My Fenix had settings menus inside settings menus. Configuration options for things I did not know existed. Every firmware update added more. The watch got slower over time as they piled on features. I spent more time configuring my Garmin than actually using most of its capabilities.

The COROS experience is intentionally limited. And that limitation feels like freedom.

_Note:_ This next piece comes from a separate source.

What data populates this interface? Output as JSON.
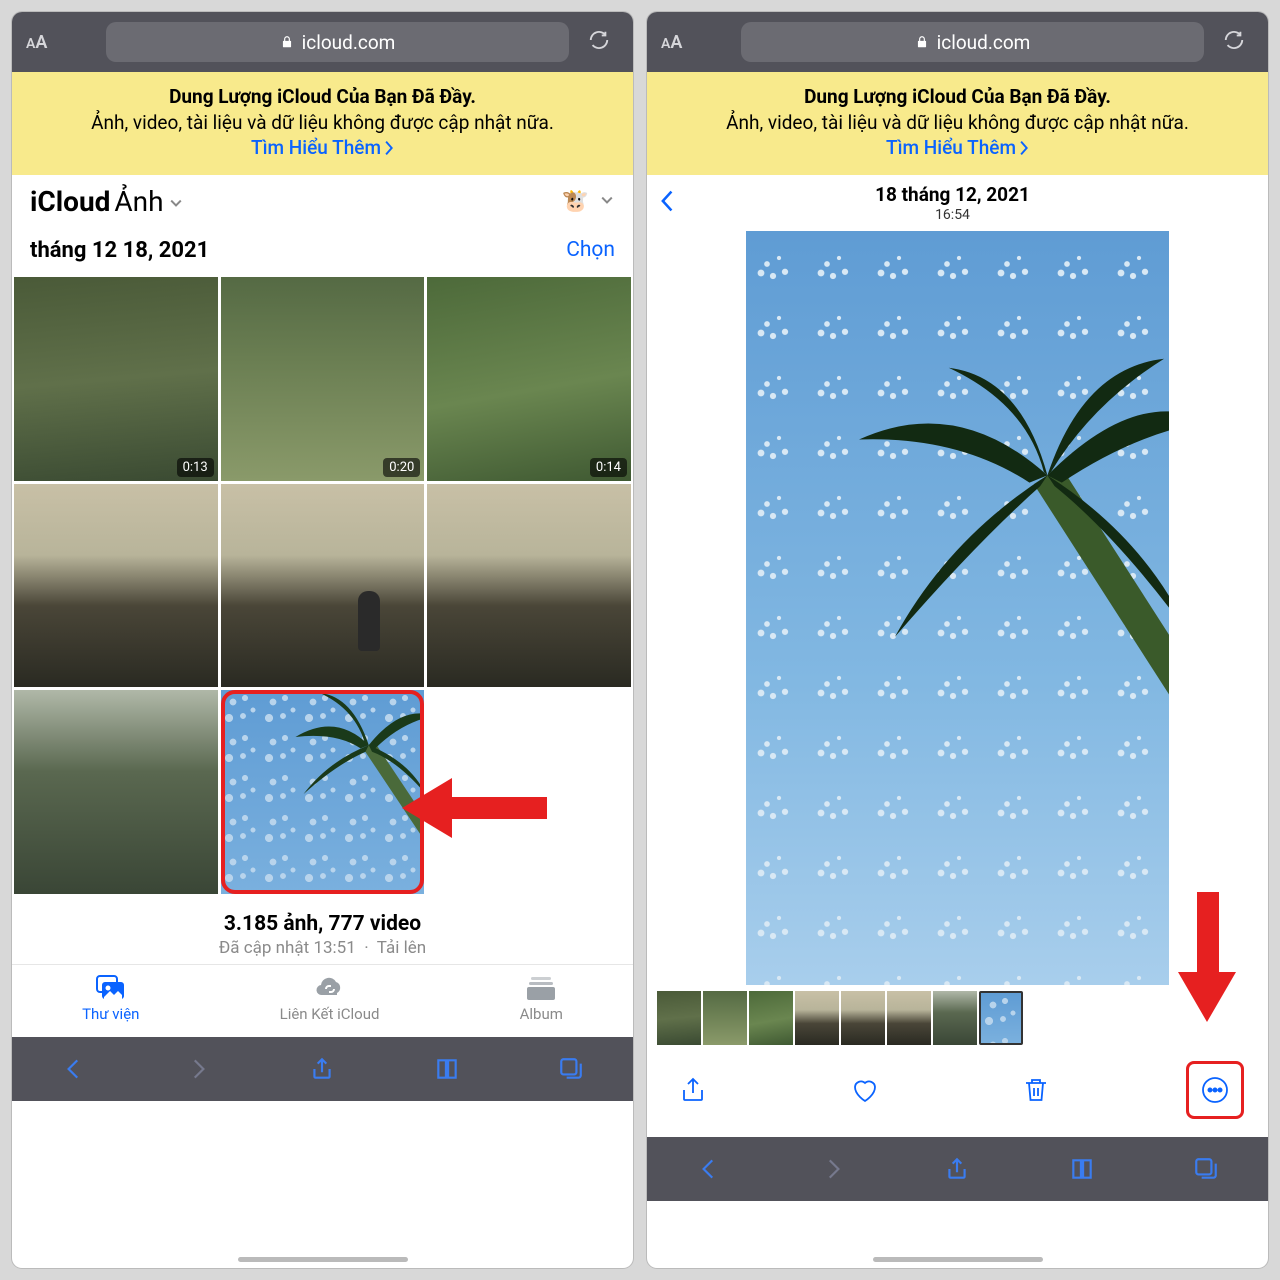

The Fragile Charging Cable

Garmin’s proprietary charging cable is flimsy and annoying. It pops off if you look at it wrong. The COROS charging cable is equally proprietary, but it clips on firmly and stays put. A small thing, but after three years of Garmin cables falling off at night, I noticed immediately.

Who Should NOT Switch

Let me be real. COROS is not for everyone. Stay with Garmin if you:

  • Love data and want maximum customization of your watch face and data screens
  • Use Connect IQ apps extensively
  • Rely on Garmin’s ecosystem for training plans and coaching
  • Want music streaming integration (COROS does stored music, not streaming)
  • Need the largest possible community for social features

If you want a deep comparison between both brands and Apple Watch, this article covers all three side by side.

The Trail Runner’s Perspective

I run trails because I want simplicity. Dirt under my feet, mountains on the horizon, no notifications. My watch should support that experience, not fight against it. COROS gives me a tool that does its job and stays out of my way. I press start, I run, I press stop. The battery lasts all week. The GPS is accurate. The altimeter works. The navigation gets me home when I explore new routes.

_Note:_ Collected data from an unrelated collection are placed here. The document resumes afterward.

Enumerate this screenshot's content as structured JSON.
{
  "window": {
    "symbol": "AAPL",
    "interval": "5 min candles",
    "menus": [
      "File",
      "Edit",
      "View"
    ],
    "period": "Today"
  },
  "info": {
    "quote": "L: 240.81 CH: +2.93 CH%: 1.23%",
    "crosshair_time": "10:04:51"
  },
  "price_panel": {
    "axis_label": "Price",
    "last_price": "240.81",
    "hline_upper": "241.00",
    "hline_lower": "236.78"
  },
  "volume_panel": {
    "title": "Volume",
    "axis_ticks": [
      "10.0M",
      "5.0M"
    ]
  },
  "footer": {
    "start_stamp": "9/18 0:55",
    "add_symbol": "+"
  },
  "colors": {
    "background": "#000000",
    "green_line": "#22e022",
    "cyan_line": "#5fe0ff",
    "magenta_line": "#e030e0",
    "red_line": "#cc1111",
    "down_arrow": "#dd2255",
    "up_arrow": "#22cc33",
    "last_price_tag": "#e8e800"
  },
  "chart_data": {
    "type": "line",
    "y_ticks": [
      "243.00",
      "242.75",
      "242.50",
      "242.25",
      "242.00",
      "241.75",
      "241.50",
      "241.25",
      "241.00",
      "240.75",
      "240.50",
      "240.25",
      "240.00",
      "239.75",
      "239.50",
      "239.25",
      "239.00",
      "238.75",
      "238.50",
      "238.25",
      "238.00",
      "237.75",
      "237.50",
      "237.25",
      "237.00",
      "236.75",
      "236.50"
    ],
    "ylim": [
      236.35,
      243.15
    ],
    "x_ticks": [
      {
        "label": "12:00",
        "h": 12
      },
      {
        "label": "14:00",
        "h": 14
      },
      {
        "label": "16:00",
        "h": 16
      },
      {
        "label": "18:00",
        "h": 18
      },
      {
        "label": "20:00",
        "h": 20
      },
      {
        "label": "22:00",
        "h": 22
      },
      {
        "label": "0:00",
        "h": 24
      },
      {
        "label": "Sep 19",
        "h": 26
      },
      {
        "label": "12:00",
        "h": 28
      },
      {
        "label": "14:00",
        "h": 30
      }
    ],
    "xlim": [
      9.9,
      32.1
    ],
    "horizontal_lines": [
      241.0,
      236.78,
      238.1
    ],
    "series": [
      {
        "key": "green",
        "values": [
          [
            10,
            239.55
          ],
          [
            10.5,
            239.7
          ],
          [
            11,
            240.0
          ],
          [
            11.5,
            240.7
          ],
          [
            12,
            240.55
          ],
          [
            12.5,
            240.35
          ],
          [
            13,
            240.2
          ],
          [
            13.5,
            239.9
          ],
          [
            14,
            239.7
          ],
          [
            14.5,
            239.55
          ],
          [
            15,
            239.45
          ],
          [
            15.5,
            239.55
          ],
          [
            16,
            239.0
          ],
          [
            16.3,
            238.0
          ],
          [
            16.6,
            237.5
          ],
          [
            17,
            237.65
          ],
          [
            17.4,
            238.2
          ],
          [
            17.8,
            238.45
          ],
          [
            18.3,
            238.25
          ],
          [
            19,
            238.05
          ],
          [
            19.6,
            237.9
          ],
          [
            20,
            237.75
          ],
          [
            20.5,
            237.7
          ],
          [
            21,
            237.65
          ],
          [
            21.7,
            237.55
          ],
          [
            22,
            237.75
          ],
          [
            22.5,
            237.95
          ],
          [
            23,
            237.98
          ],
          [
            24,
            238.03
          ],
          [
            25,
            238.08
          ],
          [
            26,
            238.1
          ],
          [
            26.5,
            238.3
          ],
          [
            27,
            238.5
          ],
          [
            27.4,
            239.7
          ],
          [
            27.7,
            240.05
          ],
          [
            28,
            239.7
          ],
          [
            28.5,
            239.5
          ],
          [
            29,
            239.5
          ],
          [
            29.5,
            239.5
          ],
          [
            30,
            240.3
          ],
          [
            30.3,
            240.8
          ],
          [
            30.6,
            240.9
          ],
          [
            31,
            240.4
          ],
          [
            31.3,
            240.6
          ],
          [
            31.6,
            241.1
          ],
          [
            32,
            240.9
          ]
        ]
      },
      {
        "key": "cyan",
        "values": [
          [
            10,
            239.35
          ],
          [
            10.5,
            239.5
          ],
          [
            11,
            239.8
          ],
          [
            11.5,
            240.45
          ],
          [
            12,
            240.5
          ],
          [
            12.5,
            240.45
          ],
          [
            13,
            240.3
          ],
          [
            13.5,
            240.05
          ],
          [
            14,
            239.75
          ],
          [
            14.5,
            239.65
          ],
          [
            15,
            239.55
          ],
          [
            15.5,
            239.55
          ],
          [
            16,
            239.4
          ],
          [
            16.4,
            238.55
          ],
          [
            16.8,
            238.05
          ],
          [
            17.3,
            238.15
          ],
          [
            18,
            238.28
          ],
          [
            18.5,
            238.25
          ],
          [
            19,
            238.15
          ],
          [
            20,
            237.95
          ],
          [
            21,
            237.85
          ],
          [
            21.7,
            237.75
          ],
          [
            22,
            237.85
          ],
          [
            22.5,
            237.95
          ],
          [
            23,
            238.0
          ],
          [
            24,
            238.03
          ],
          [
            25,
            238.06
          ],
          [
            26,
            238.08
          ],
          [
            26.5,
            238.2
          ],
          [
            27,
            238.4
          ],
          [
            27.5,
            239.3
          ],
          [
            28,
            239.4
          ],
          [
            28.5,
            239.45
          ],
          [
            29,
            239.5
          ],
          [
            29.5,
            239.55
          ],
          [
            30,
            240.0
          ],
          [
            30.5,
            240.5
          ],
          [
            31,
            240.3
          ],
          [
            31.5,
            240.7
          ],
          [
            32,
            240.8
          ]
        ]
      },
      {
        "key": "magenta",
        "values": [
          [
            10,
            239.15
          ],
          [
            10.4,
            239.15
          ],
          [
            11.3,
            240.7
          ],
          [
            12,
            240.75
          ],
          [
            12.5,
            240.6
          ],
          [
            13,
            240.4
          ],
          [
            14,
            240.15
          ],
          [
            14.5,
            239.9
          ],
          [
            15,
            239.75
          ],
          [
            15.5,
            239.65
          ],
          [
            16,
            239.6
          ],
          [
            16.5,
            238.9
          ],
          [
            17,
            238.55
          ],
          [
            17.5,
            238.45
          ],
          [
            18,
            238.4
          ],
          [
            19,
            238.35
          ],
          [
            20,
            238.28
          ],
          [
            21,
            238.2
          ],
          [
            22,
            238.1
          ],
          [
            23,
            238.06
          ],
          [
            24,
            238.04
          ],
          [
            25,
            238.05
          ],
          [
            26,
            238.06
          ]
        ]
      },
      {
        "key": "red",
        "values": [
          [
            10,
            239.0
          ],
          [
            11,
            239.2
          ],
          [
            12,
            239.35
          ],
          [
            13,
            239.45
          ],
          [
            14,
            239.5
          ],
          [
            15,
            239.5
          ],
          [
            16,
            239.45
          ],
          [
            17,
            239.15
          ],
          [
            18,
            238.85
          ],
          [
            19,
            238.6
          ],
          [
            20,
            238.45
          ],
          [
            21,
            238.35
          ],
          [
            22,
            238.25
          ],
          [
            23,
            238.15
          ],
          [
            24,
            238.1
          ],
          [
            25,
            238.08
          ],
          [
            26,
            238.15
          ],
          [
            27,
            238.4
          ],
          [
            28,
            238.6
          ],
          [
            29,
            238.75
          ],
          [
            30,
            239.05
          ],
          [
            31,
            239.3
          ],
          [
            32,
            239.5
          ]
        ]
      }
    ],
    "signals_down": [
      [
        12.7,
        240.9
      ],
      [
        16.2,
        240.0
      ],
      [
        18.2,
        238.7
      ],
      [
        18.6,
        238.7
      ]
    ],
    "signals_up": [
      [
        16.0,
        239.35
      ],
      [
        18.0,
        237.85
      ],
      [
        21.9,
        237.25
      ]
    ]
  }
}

For a head-to-head comparison of these specific models for trail and ultra running, the Vertix 3 vs Enduro 3 comparison goes deeper into specs.

That is all I need. Nothing more, nothing less.

If you are curious what other runners think about this same decision, the Reddit discussion on Garmin vs COROS is worth reading. The community is split, but the reasons people give for switching mirror my own experience almost exactly.

Six Months Later: Any Regrets?

None. Genuinely none. My COROS Vertix 3 has been on my wrist every single day for six months. It has tracked mountain ultras, easy recovery jogs, and everything in between. I have charged it roughly once a week during heavy training blocks, once every ten days during lighter periods.

The firmware updates have been small and focused. No feature dumps, no surprise changes to the interface. Just minor improvements and bug fixes. COROS seems to respect that their users chose the watch for what it already does, not for what it might become after seventeen updates.

I saved $300 on the purchase. I gained 47 hours of GPS battery life. I lost nothing that I actually used in my daily running life. For a trail runner who values simplicity and battery, this was the right move.

FAQ

Is COROS GPS accuracy as good as Garmin?

In my experience, yes. Both use multi-band satellite systems now. On trails with heavy tree cover, I have not noticed any meaningful difference in track accuracy. Open terrain is identical. The occasional GPS drift happens on both platforms in deep canyons.

Can I sync COROS with Strava?

Yes. COROS syncs automatically with Strava, TrainingPeaks, and several other platforms. The sync is fast and reliable. I have never had a failed sync in six months of use.

Is COROS good for non-trail running too?

Absolutely. I use mine for road runs, hikes, and even the occasional bike ride. The activity profiles cover everything a multi-sport athlete needs. It just happens that COROS excels at trail and ultra running because of battery life and simplicity.

Will COROS eventually add subscriptions like Garmin?

COROS has publicly committed to not introducing subscription services. All features remain free with the hardware purchase. Nobody can predict the future, but their current stance is clear and their track record supports it.

Is it hard to switch from Garmin to COROS?

The transition took me about two days. The COROS app is simpler than Garmin Connect, so there is less to learn. You cannot import historical data from Garmin directly, but both sync to Strava, so your running history stays intact there. The hardest part was muscle memory for button placement, which took maybe a week to adjust.